NOVELTY OF THE INVENTION Having described the above invention, it is considered as a novelty, and therefore, the content of the following is claimed as property: CLAIMS

1. A method for monitoring the implementation according to the software program provisions, in which the overwriting of stored backward hop directions for later use and / or the use as backward directions of backward directions is avoided erroneously stored or overwritten, characterized in that the protection of overwriting of the directions of backward jump and the protection of use thereof are made by evaluating safety information, which are generated when storing the directions of backspace and stored in a Security memory, and because as such a memory is used that can not be activated directly from outside the system that executes the software program to be monitored.

2. A method according to claim 1, characterized in that a memory arranged in the microprocessor, microcontroller or signal processor running the software program is used as the security memory.

3. A method in accordance with claim 1 or 2, characterized in that the return address itself or data representing or characterizing it is used as security information.

4. A method according to claim 3, characterized in that the stored data, before being used as the backward hop direction, are compared with the assigned security information, only allowing the use of the data as the address of the user. jump backwards if it is observed that the security information represents or characterizes the stored data.

5. A method according to claim 3 or claim 4, characterized in that when in the requirement of data representing a backward jump address it is observed that the security information does not represent or characterize the data obtained with the requirement, an immediate interruption of the program and / or a reinitialization of the system executing the software program is carried out and / or an alarm is triggered and / or data relevant to safety is erased.

6. A method according to claim 1 or 2, characterized in that a write protection flag indicating a write protection is stored as security information.

7. A method according to claim 6, characterized in that an overwriting of areas of the memory for which the write protection marks signal a write protection is avoided.

8. A method according to claim 6 or 7, characterized in that when in the attempt to overwrite an area of the memory it is observed that the assigned security information signals a write protection, an immediate interruption of the program and / or a reboot of the system running the software program and / or an alarm is triggered and / or data relevant to safety is deleted.
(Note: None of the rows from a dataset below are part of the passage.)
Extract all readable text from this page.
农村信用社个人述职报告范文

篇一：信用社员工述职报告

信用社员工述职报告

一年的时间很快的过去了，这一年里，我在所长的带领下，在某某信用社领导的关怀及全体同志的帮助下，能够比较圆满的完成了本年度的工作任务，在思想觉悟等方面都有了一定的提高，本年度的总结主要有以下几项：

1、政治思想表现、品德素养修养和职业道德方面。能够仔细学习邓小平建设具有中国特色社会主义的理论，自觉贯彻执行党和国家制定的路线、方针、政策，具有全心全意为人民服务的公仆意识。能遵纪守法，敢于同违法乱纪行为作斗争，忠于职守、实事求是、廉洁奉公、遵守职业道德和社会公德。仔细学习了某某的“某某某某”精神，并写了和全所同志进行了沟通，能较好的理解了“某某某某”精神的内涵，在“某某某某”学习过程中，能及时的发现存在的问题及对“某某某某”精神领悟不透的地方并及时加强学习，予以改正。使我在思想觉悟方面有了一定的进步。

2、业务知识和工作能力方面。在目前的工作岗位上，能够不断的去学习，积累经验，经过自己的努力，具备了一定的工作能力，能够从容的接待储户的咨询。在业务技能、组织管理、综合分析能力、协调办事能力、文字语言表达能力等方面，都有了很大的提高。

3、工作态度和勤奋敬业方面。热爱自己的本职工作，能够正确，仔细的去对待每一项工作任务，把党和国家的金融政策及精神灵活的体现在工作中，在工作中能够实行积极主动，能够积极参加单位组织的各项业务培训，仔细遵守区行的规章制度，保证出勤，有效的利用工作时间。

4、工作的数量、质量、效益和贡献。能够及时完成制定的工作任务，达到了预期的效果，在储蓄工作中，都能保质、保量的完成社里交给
9. A method according to claim as claimed in any of claims 6 to 8, characterized in that before using stored data as the backward hop address, the assigned security information is evaluated, only allowing the use of the data as the address of jump backwards when it is observed that the security information signals a write protection.

10. A method according to claim 9, characterized in that when in a request for data representing a backward jump address, it is observed that the assigned security information does not signal write protection, an immediate effect is made interruption of the program and / or a reinitialization of the system that executes the software program and / or an alarm is triggered and / or data relevant to safety is deleted.